The groundhog (marmota momax, of the Rodent family) is a large, burrowing, ground-squirrel common to the American Midwest and Northeast. These meaty cousins of the common squirrel and marmot are quite widespread, reproduce like baby-boomers, and are very rotund, thus, likely slow.

So why aren’t Americans eating more groundhog? I blame the supermarkets. Pre-packaged meat has led far-too-many to believe that pork chops grow on trees, and chicken breasts sprout out of the ground. Understanding where one’s food comes from is an important lesson to the advancement of our culinary culture. To that end, knowing where the groundhog comes from- the same family as squirrels- can offer much insight into the deliciousness that could ensue when Americans get their gastronomic s**t together.

Take- for example- some excerpts from “Bayou Bill” Scifres’ website, “All Outdoors” (, talking about the preparation of squirrel. If this doesn’t get your tummy rumbling, then you belong to a styrofoam tray of uniform cutlets:

– “I have bagged squirrels early in the morning on many occasions and kept them unskinned until dark on hot August days of the past without ever having a squirrel turn bad. It also is a good idea to keep flies off the squirrels.”

– “it is not difficult to skin a squirrel after rigor mortis has set in.”

– “I know, the notion that squirrel heads should be saved for cooking may bring about some cases of the “jeebies.” But there is a lot of good meat on the cheeks and the part of the head that joins the neck, not to mention a great little morsel of brain when the top of the head is cracked (usually with the handle of a table knife) after the meat is removed.”

– “Most wild game eaters consider the back legs of the squirrel “top choice,” but I do not look down my nose at any piece of squirrel including heads.”
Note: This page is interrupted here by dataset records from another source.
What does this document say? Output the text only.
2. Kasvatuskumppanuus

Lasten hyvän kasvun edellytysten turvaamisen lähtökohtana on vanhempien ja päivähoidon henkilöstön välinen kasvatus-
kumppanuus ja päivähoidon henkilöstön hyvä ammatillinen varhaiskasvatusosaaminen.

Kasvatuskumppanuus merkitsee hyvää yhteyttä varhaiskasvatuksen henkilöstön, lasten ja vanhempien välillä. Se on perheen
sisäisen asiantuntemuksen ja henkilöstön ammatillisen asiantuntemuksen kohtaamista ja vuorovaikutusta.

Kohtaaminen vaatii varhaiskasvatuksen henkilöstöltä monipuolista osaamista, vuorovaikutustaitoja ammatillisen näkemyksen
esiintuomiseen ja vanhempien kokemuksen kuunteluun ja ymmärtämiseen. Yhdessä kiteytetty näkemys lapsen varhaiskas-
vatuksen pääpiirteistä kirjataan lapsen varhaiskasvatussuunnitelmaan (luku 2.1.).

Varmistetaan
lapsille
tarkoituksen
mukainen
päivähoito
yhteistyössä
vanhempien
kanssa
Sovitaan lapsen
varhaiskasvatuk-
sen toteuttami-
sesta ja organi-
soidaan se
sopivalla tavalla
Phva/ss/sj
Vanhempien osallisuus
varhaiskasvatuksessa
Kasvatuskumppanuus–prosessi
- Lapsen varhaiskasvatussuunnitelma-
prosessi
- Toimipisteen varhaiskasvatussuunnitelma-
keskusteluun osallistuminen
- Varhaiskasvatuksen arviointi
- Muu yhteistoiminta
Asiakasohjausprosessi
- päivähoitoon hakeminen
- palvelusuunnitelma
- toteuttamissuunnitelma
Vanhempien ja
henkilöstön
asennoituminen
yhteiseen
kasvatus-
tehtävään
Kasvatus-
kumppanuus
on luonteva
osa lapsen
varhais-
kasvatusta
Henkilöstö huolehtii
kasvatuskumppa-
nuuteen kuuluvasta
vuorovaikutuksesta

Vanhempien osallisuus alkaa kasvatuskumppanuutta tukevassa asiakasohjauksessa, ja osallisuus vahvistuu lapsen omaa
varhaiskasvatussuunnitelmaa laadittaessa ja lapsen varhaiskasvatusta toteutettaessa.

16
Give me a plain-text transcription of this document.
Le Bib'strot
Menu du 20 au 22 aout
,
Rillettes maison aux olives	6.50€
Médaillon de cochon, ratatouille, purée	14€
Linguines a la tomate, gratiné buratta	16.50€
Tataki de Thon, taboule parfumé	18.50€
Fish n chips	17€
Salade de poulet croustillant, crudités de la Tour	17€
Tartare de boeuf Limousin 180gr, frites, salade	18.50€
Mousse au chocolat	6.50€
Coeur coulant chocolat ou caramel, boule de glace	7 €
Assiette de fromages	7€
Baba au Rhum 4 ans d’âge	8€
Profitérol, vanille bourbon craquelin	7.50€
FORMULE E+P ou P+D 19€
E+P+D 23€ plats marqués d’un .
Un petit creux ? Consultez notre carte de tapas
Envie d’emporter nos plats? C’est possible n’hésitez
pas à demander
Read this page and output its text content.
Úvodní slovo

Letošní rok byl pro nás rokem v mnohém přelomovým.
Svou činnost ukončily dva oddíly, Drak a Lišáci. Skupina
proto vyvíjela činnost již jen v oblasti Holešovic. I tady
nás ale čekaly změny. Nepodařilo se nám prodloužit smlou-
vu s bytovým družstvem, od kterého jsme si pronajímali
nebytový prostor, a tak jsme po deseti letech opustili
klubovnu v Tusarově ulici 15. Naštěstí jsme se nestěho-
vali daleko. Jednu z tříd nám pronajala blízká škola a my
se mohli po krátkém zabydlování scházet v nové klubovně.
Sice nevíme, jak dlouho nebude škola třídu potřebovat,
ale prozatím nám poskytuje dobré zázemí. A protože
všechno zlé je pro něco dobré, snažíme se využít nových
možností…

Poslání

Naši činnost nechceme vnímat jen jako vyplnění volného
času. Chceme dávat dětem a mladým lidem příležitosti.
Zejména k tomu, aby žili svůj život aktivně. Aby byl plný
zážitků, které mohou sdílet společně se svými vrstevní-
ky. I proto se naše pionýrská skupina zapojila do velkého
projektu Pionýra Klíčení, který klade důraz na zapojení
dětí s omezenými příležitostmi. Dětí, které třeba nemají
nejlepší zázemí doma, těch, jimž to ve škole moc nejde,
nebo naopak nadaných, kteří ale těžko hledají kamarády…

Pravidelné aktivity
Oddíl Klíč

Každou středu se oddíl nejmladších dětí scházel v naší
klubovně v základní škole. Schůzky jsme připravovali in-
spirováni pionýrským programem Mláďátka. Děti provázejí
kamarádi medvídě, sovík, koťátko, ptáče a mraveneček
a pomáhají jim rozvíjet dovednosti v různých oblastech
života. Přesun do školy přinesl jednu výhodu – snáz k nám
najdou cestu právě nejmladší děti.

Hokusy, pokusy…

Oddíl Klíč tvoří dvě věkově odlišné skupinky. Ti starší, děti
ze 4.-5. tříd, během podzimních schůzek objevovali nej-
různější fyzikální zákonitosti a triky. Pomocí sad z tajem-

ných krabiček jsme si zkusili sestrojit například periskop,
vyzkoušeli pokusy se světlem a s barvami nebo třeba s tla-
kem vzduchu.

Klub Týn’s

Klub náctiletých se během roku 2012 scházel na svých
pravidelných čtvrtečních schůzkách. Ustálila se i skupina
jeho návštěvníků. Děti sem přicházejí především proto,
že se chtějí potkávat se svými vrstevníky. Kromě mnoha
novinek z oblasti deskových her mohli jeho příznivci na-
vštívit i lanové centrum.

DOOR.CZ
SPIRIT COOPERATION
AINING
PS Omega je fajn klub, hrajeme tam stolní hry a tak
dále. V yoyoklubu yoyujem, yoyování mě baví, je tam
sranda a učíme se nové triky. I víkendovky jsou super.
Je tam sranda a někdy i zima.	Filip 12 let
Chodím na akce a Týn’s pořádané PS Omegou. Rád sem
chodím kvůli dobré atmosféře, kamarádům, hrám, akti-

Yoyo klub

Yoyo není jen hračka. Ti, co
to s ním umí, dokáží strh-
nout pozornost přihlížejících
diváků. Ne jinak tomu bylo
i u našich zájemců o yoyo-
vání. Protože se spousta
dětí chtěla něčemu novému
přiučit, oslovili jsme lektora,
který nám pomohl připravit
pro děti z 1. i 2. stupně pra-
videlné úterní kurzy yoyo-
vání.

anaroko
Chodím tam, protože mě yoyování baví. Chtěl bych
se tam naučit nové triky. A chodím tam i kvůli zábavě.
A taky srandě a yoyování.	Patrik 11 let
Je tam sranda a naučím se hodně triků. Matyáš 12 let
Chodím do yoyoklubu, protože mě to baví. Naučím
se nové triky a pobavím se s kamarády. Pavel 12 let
– “Fried squirrel is a favored method with most wild game cooks, but they may be boiled (especially the older, tougher ones) and turned into a magnificent pot of dumplings. Then, of course, I do not have many guests leave the table when I present a platter of whole, baked squirrels with body cavities stuffed with my sage dressing.”

– “To be honest about this entire thing, I have never seen a squirrel dish I did not like.”

Thank you, Bayou Bill. I think you’ve made my point. Only substitute “groundhog” for “squirrel”, and replace “meaty and delicious” with “meatier and delicious-er”.

Quit worrying about whether or not that groundhog is going to see its shadow, and get that whistle-pig wondering if he’ll see your shadow… right before you bag ‘im.

Considering the wild nature of the critter, find a wine that has complementing “gamey” aromas and flavors, like Rhône Syrah, Pinotage from South Africa, or a Chilean Carménère. Or, if you go the fried route, few wines stand up to richness like Rieslings.

Of course, Champagne goes great with most any food. And few things class up the table better than a bottle of bubbly and a platter of fried groundhog heads. There’s good meat in the cheeks, you know.